米国がブラジル渡航警告強化=観光客等に警戒呼びかけ

ドナルド・トランプ米大統領(Foto:Alan Santos /PR)
ドナルド・トランプ米大統領(Foto:Alan Santos /PR)

 在ブラジル米国大使館は5月30日、ブラジル国内における治安悪化を受け、観光客に対して誘拐などの重大な犯罪リスクへの警戒を呼びかける渡航警告を更新した。警告では、都市部での暴力犯罪や組織犯罪の横行が指摘され、特に夜間の移動や危険地域への立ち入りを避けるよう強調していると、5月31日付オエステ誌など(1)(2)(3)が報じた。
 同大使館の公式ウェブサイトに掲載された警告文では、殺人や強盗、車両窃盗などの暴力犯罪が昼夜を問わず都市部で発生していることが指摘されており、ギャング活動や組織犯罪が麻薬取引と密接に関連して広範囲に及んでいると説明されている。
 観光客に対しては、強盗に遭遇した際に抵抗せず、見知らぬ人からの飲み物を受け取らないこと、また夜間の徒歩や日没後の海岸への立ち入りを避けるよう強く促している。犯罪者が出会い系アプリやバーで外国人を標的とし、睡眠薬や薬物を混入して強盗に及ぶ手口が頻発しており、特にリオ市では顕著だと警告されている。
 ブラジルと周辺8カ国との国境付近160キロ圏内は非常に危険であるとして、レベル4「渡航禁止」に分類。対象国はボリビア、コロンビア、ガイアナ、仏領ギアナ、パラグアイ、ペルー、スリナム、ベネズエラ。ただし、イグアス国立公園やパンタナール国立公園は例外で、この制限に含まれない。
 加えてファヴェーラ(スラム街)などの非公式居住区域には、昼夜を問わず決して立ち入らないよう警告されている。仮にツアーなどを通じて訪れる場合でも、警察や旅行業者による安全確保は困難であるとされている。

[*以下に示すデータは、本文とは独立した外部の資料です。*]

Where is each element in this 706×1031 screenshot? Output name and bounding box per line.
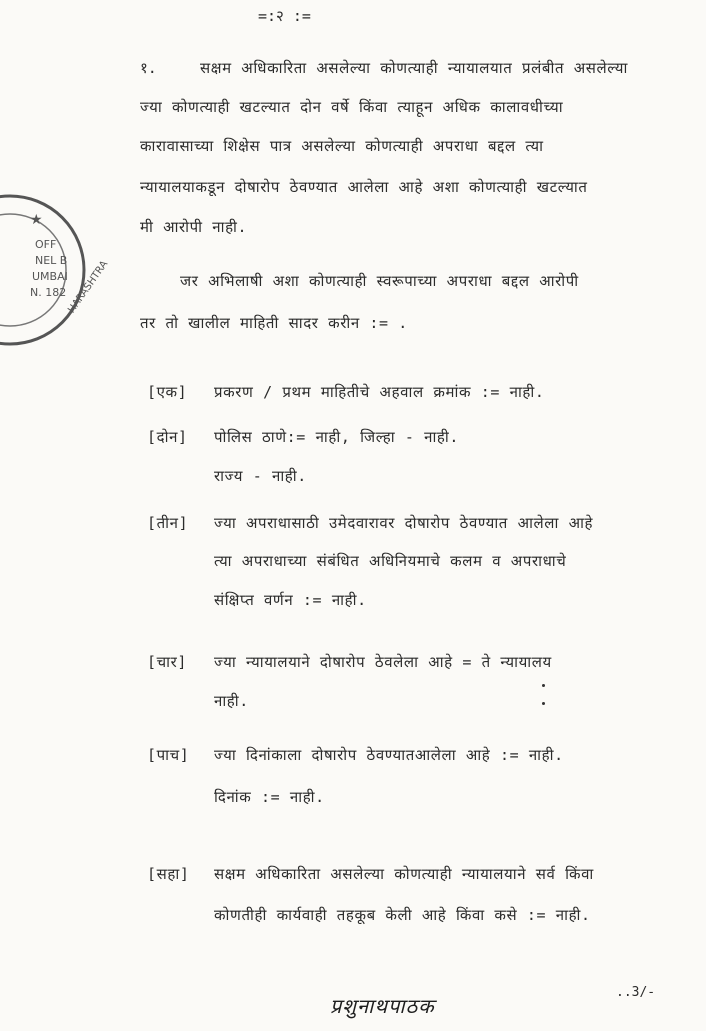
next-page-marker: ..3/- (616, 985, 656, 1000)
stamp-ring-text: HARASHTRA (66, 258, 111, 316)
item-5-label: [पाच] (147, 746, 190, 764)
item-5-line-2: दिनांक := नाही. (214, 788, 325, 806)
stamp-line-1: OFF (35, 238, 57, 251)
item-6-line-2: कोणतीही कार्यवाही तहकूब केली आहे किंवा कसे := नाही. (214, 906, 591, 924)
item-3-line-3: संक्षिप्त वर्णन := नाही. (214, 591, 367, 609)
para1-number: १. (140, 59, 157, 77)
para1-line-5: मी आरोपी नाही. (140, 218, 248, 236)
item-3-line-1: ज्या अपराधासाठी उमेदवारावर दोषारोप ठेवण्यात आलेला आहे (214, 514, 594, 532)
para1-line-3: कारावासाच्या शिक्षेस पात्र असलेल्या कोणत्याही अपराधा बद्दल त्या (140, 137, 544, 155)
item-2-label: [दोन] (147, 428, 188, 446)
stamp-line-2: NEL B (35, 254, 68, 267)
svg-text:★: ★ (30, 212, 43, 228)
para1-line-2: ज्या कोणत्याही खटल्यात दोन वर्षे किंवा त्याहून अधिक कालावधीच्या (140, 98, 564, 116)
item-1-line-1: प्रकरण / प्रथम माहितीचे अहवाल क्रमांक := नाही. (214, 383, 545, 401)
stray-dot (542, 702, 545, 705)
para2-line-1: जर अभिलाषी अशा कोणत्याही स्वरूपाच्या अपराधा बद्दल आरोपी (180, 272, 579, 290)
item-6-line-1: सक्षम अधिकारिता असलेल्या कोणत्याही न्यायालयाने सर्व किंवा (214, 865, 594, 883)
stray-dot (542, 684, 545, 687)
handwritten-signature: प्रशुनाथपाठक (330, 994, 435, 1018)
item-6-label: [सहा] (147, 865, 190, 883)
item-3-label: [तीन] (147, 514, 189, 532)
item-4-line-1: ज्या न्यायालयाने दोषारोप ठेवलेला आहे = ते न्यायालय (214, 653, 552, 671)
para2-line-2: तर तो खालील माहिती सादर करीन := . (140, 314, 408, 332)
item-5-line-1: ज्या दिनांकाला दोषारोप ठेवण्यातआलेला आहे := नाही. (214, 746, 564, 764)
item-2-line-2: राज्य - नाही. (214, 467, 307, 485)
para1-line-4: न्यायालयाकडून दोषारोप ठेवण्यात आलेला आहे अशा कोणत्याही खटल्यात (140, 178, 588, 196)
stamp-line-4: N. 182 (30, 286, 67, 299)
stamp-line-3: UMBAI (32, 270, 68, 283)
stamp-seal-icon (0, 190, 111, 350)
item-4-label: [चार] (147, 653, 188, 671)
official-stamp (0, 190, 111, 350)
item-1-label: [एक] (147, 383, 188, 401)
item-3-line-2: त्या अपराधाच्या संबंधित अधिनियमाचे कलम व अपराधाचे (214, 552, 567, 570)
item-4-line-2: नाही. (214, 692, 249, 710)
page-marker: =:२ := (258, 7, 311, 25)
para1-line-1: सक्षम अधिकारिता असलेल्या कोणत्याही न्यायालयात प्रलंबीत असलेल्या (200, 59, 628, 77)
item-2-line-1: पोलिस ठाणे:= नाही, जिल्हा - नाही. (214, 428, 460, 446)
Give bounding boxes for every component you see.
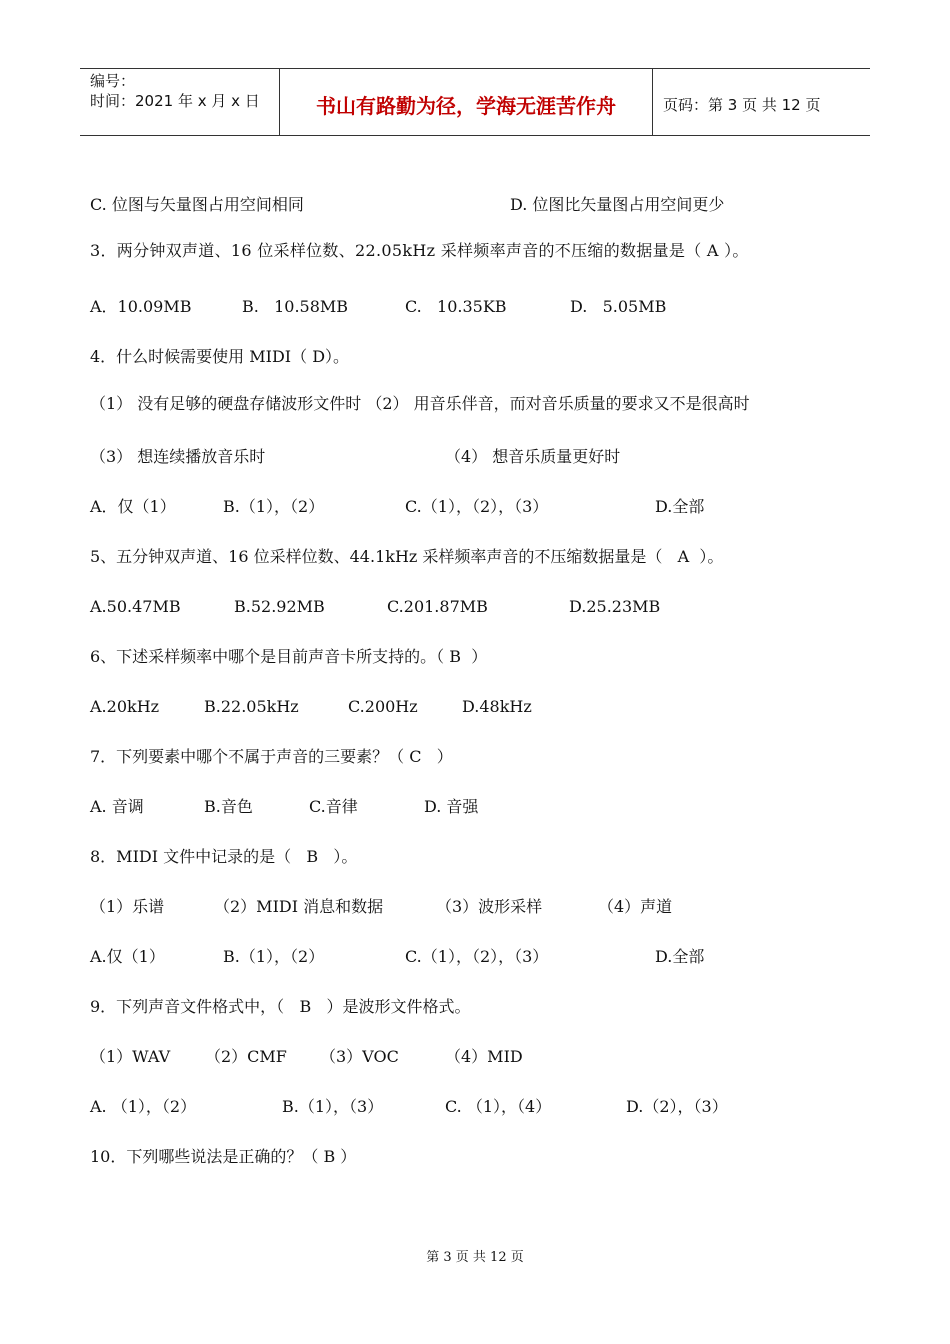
question-7-options [90, 792, 870, 842]
item: （1）WAV [90, 1047, 171, 1066]
option: A.50.47MB [90, 597, 181, 616]
option: A. （1），（2） [90, 1097, 197, 1116]
item: （2）CMF [205, 1047, 287, 1066]
option-d: D. 位图比矢量图占用空间更少 [510, 195, 725, 214]
question-9-items [90, 1042, 870, 1092]
option: B.（1），（2） [223, 947, 325, 966]
item-4: （4） 想音乐质量更好时 [445, 447, 621, 466]
question-5: 5、五分钟双声道、16 位采样位数、44.1kHz 采样频率声音的不压缩数据量是（ A ）。 [90, 547, 724, 566]
option: B.（1），（3） [282, 1097, 384, 1116]
question-4-item-1-2: （1） 没有足够的硬盘存储波形文件时 （2） 用音乐伴音，而对音乐质量的要求又不是很高时 [90, 394, 750, 413]
header-page: 页码：第 3 页 共 12 页 [663, 95, 821, 114]
option: C.音律 [309, 797, 358, 816]
page-footer: 第 3 页 共 12 页 [426, 1250, 524, 1265]
question-3-options [90, 292, 870, 342]
item: （1）乐谱 [90, 897, 165, 916]
header-motto: 书山有路勤为径，学海无涯苦作舟 [280, 69, 653, 135]
question-8: 8．MIDI 文件中记录的是（ B ）。 [90, 847, 358, 866]
option: D.48kHz [462, 697, 532, 716]
item-3: （3） 想连续播放音乐时 [90, 447, 266, 466]
question-4-item-3-4 [90, 442, 870, 492]
option: A.仅（1） [90, 947, 165, 966]
item: （2）MIDI 消息和数据 [214, 897, 384, 916]
question-9-options [90, 1092, 870, 1142]
option: D.全部 [655, 947, 705, 966]
header-number: 编号： [90, 72, 136, 90]
option: D.25.23MB [569, 597, 661, 616]
item: （3）VOC [320, 1047, 399, 1066]
option: C. （1），（4） [445, 1097, 552, 1116]
option: D.全部 [655, 497, 705, 516]
option: D.（2），（3） [626, 1097, 728, 1116]
question-3: 3．两分钟双声道、16 位采样位数、22.05kHz 采样频率声音的不压缩的数据量是（ A ）。 [90, 241, 749, 260]
option: A.20kHz [90, 697, 160, 716]
question-10: 10．下列哪些说法是正确的？（ B ） [90, 1147, 357, 1166]
item: （4）声道 [598, 897, 673, 916]
option: B. 10.58MB [242, 297, 349, 316]
option-row [90, 190, 870, 240]
question-8-options [90, 942, 870, 992]
option: B.音色 [204, 797, 253, 816]
question-4: 4．什么时候需要使用 MIDI（ D）。 [90, 347, 350, 366]
option: A．10.09MB [90, 297, 192, 316]
question-4-options [90, 492, 870, 542]
option: B.22.05kHz [204, 697, 299, 716]
question-8-items [90, 892, 870, 942]
option: C.（1），（2），（3） [405, 947, 549, 966]
option: B.（1），（2） [223, 497, 325, 516]
option: B.52.92MB [234, 597, 325, 616]
option: C.（1），（2），（3） [405, 497, 549, 516]
item: （4）MID [445, 1047, 523, 1066]
question-5-options [90, 592, 870, 642]
option: C.200Hz [348, 697, 418, 716]
option: D. 音强 [424, 797, 479, 816]
page-header [80, 68, 870, 136]
option-c: C. 位图与矢量图占用空间相同 [90, 195, 304, 214]
question-9: 9．下列声音文件格式中，（ B ）是波形文件格式。 [90, 997, 471, 1016]
question-6: 6、下述采样频率中哪个是目前声音卡所支持的。（ B ） [90, 647, 488, 666]
question-7: 7．下列要素中哪个不属于声音的三要素？（ C ） [90, 747, 453, 766]
document-body [90, 190, 870, 1192]
option: C. 10.35KB [405, 297, 507, 316]
item: （3）波形采样 [436, 897, 543, 916]
option: A．仅（1） [90, 497, 176, 516]
option: D. 5.05MB [570, 297, 667, 316]
header-meta [80, 69, 280, 135]
question-6-options [90, 692, 870, 742]
option: C.201.87MB [387, 597, 488, 616]
option: A. 音调 [90, 797, 144, 816]
header-time: 时间：2021 年 x 月 x 日 [90, 92, 260, 110]
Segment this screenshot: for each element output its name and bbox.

 連邦直轄区の衛星都市セイランジア、サンタマリア、サンセバスチオン、パラノアについては、18時〜翌6時の立ち入りを避けるよう呼びかけている。米国政府職員に対しては市営バスの利用を控えるよう勧告されており、特に夜間の強盗や暴行のリスクが高いことが理由とされている。
 渡航者に対しては家族や勤務先と連絡が取れる体制を整えること、米国務省のスマートトラベラー登録プログラム(STEP)への登録、渡航前に医療保険や医療搬送保険の加入を検討することも推奨されている。
 米国の警告に対する見解を求め、UOLはブラジル外務省に取材を申し込んだが、連邦政府は本件についてコメントを控える方針であると回答した。